Грудой камней лежал бывший скетинг-ринк, где раньше, как объяснила мама, нарядные люди катались на роликах. (Ныне на этом месте возведен Дворец культуры имени Ленсовета.) Мусора и хлама доставало и здесь.
Наводнение 1924 года усугубило разор. Мы возвращались с дачи. Стоя коленками на сиденье трамвая, я смотрела на вывороченные шашки торцовой мостовой.
— Это ремонт? — спросила я маму.
— Нет, детка, наводнение. Здесь все было затоплено водой, и деревянные торцы всплыли.
На фасаде нашего дома после этого события появилась белая черта с надписью: «Уровень воды при наводнении 1924 года». Вместе с другими девочками я «примерялась». Черта находилась значительно выше моего роста. Тогда же в доме появилась деревянная скамья-реликвия: на ней в наводнение папа приплыл домой.
В нашей квартире царил мрачноватый порядок. Квартира была огромной — из шести комнат. Круглый зал с нишами, столовая, папин кабинет, гостиная, детская… При кухне еще комната — седьмая, для прислуги. Меня, вероятно, нередко оставляли дома одну, потому что помню, как в загустевшей тишине я бродила по всем комнатам.
Папин кабинет был самым таинственным. С резных дубовых спинок и подлокотников кресел, с ящиков письменного стола свисали морды деревянных львов, их пасти были раскрыты. Я с опаской совала туда свой палец.

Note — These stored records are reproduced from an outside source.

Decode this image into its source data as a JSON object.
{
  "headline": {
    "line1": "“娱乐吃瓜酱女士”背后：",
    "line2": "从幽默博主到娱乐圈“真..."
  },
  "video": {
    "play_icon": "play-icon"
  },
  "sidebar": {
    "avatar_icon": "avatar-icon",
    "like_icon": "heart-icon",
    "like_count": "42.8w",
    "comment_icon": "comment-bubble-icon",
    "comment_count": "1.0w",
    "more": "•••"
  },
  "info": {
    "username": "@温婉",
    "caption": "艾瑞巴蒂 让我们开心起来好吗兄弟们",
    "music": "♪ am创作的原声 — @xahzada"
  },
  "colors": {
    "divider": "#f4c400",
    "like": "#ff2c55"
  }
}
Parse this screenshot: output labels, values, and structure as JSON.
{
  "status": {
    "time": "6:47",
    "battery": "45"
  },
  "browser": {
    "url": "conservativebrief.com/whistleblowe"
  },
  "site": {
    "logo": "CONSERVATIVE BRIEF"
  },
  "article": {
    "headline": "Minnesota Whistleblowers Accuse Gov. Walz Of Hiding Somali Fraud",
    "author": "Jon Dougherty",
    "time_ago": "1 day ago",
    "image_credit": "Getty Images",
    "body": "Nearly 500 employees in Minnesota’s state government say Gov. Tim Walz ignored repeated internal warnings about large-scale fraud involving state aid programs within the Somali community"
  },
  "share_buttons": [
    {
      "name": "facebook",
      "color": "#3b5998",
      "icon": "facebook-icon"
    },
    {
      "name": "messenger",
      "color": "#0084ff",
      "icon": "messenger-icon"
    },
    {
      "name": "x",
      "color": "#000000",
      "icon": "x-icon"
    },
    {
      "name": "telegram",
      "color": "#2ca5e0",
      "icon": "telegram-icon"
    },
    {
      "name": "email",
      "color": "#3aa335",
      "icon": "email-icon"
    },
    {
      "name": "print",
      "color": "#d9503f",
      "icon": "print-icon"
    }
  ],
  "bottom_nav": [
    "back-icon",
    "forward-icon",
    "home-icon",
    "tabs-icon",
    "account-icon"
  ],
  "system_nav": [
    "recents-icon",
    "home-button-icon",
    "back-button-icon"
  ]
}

Нет, не кусались.
Стены полупустого зала украшали два расфранченных бронзой зеркала в стиле рококо. В буфете, занимавшем половину стены большой холодной столовой, стояли стопками тарелки с вензелями и коронами, многоцветные хрустальные бокалы разной величины. Когда мама проводила кончиками пальцев по их стенкам, хрусталь этот пел сладкозвучными голосами. Но самой увлекательной вещью был в столовой серебряный звоночек. Он висел над столом чуть ниже бисерной бахромы белого стеклянного абажура. Этим звоночком оповещали прислугу во время обеда: можно подать второе, третье… Звоночек не был лишним, потому что прислуга у нас тоже была.
Кому принадлежала квартира раньше? Кто жил в ней до нас? Мои родители этого не знали…. Что было в квартире наше, что нет, осталось неизвестным мне…
В просторных апартаментах в начале двадцатых мы жили здесь вчетвером: мама, папа, наша домработница и я.
У красивой и женственной мамы был мягкий характер. Она не работала. На ее попечении находились весь дом и я.
Отец — натура сильная и страстная — был поглощен идеей переустройства мира. С фанатической отдачей он трудился всюду, куда его назначали. По свидетельству старых знакомых, в те годы отец заведовал в Петрограде золотым фондом. С работы приходил поздно, дома бывал мало.
В воскресные дни к нам приходили гости, преимущественно фронтовые друзья родителей. Присущие отцу бескомпромиссность и честность укрепили завоеванное им на фронте уважение. К нему и в последующие годы чаще обращались не по имени и отчеству, а: «Комиссар, объясни. Как полагаешь, комиссар?»